Relay across subnets¶
DHCP relies on broadcasts, and routers do not forward broadcasts between subnets. So a single DHCP server cannot directly hear clients on other subnets. The fix is a DHCP relay agent (also called an IP helper) running on the router or a local host: it catches the broadcast Discover, forwards it as a unicast to the central DHCP server, and relays the replies back.
This lets one DHCP server serve many subnets instead of running a server on each.

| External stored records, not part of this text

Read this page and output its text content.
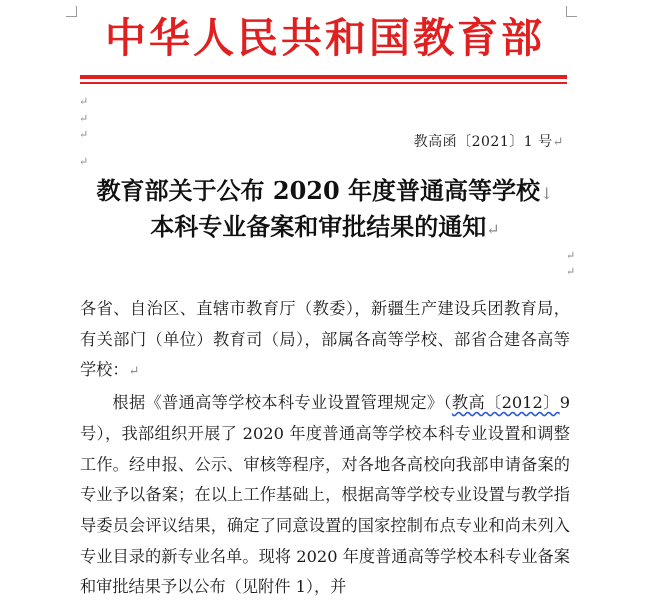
中华人民共和国教育部
↵
↵
↵
↵
教高函〔2021〕1 号↵
教育部关于公布 2020 年度普通高等学校↓
本科专业备案和审批结果的通知↵
↵
↵

各省、自治区、直辖市教育厅（教委），新疆生产建设兵团教育局，有关部门（单位）教育司（局），部属各高等学校、部省合建各高等学校：↵

根据《普通高等学校本科专业设置管理规定》（教高〔2012〕9 号），我部组织开展了 2020 年度普通高等学校本科专业设置和调整工作。经申报、公示、审核等程序，对各地各高校向我部申请备案的专业予以备案；在以上工作基础上，根据高等学校专业设置与教学指导委员会评议结果，确定了同意设置的国家控制布点专业和尚未列入专业目录的新专业名单。现将 2020 年度普通高等学校本科专业备案和审批结果予以公布（见附件 1），并
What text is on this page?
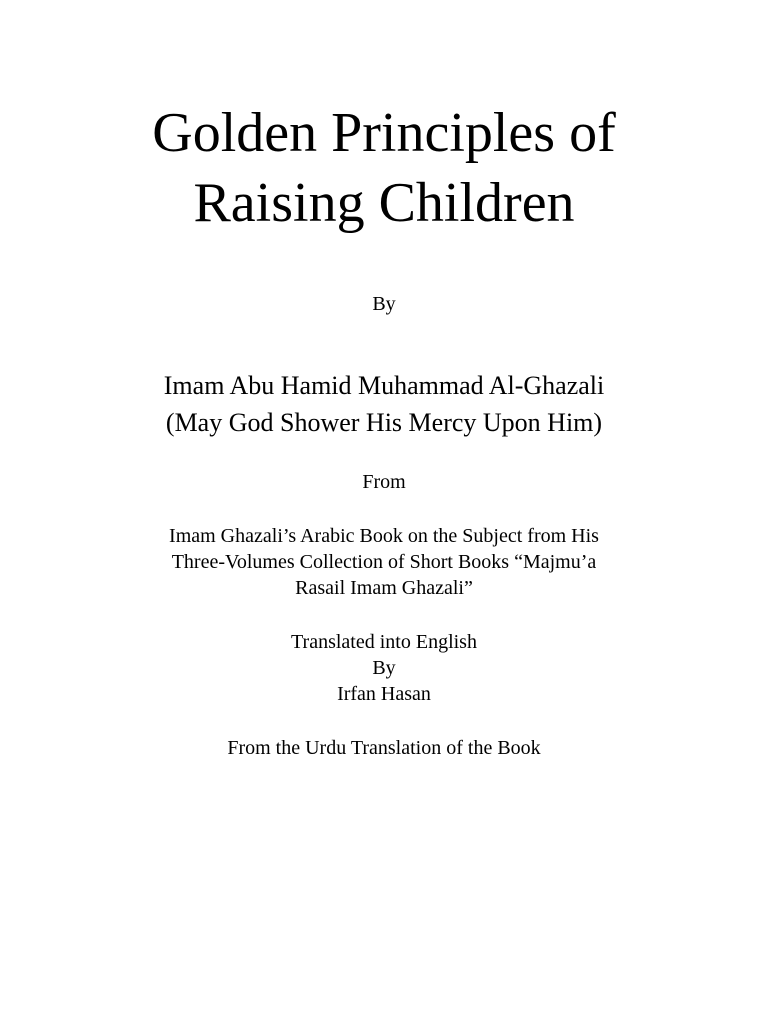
Golden Principles of
Raising Children
By
Imam Abu Hamid Muhammad Al-Ghazali
(May God Shower His Mercy Upon Him)
From
Imam Ghazali’s Arabic Book on the Subject from His
Three-Volumes Collection of Short Books “Majmu’a
Rasail Imam Ghazali”
Translated into English
By
Irfan Hasan
From the Urdu Translation of the Book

Static vs dynamic addressing¶
| Static | Dynamic (DHCP) | |
|---|---|---|
| Set by | Configured by hand on the device | Assigned by a DHCP server |
| Stability | Never changes | May change unless reserved |
| Best for | Servers, routers, infrastructure | Laptops, phones, general clients |
| Effort at scale | High - manual per device | Low - centrally managed |
A common middle ground is DHCP reservations: dynamic management with a stable, predictable address.
Verify your work¶
# DNS works and resolution is sane
dig example.com +short # returns an IP
dig +trace example.com # ends at the authoritative nameservers
dig @1.1.1.1 example.com +short # a public resolver agrees
# DHCP gave you a complete config
ip address show # an address on the right subnet
ip route show # a default route via the gateway
cat /etc/resolv.conf # DNS servers were handed to you
On Windows, ipconfig /all should show an IP, mask, gateway, DNS servers, and lease times. You are done when names resolve to addresses and your client has a full lease (IP, mask, gateway, DNS) without anything configured by hand.
Summary¶
- DNS maps names to IPs by walking stub resolver -> recursive resolver -> root -> TLD -> authoritative, then caching the answer for its TTL.
- Key records: A/AAAA (addresses), CNAME (alias), MX (mail), NS (delegation), PTR (reverse), TXT (verification/SPF/DKIM/DMARC). See the hosting DNS page for depth.
- Inspect DNS with
dig(+trace,@resolver,-x) andnslookup. - DHCP auto-assigns addresses through the DORA exchange (Discover, Offer, Request, Acknowledge).
- A lease delivers IP, mask, gateway, and DNS; reservations pin a fixed IP to a MAC; a relay agent lets one server cover multiple subnets.
- Use static addressing for infrastructure, dynamic for clients, and reservations when you want both.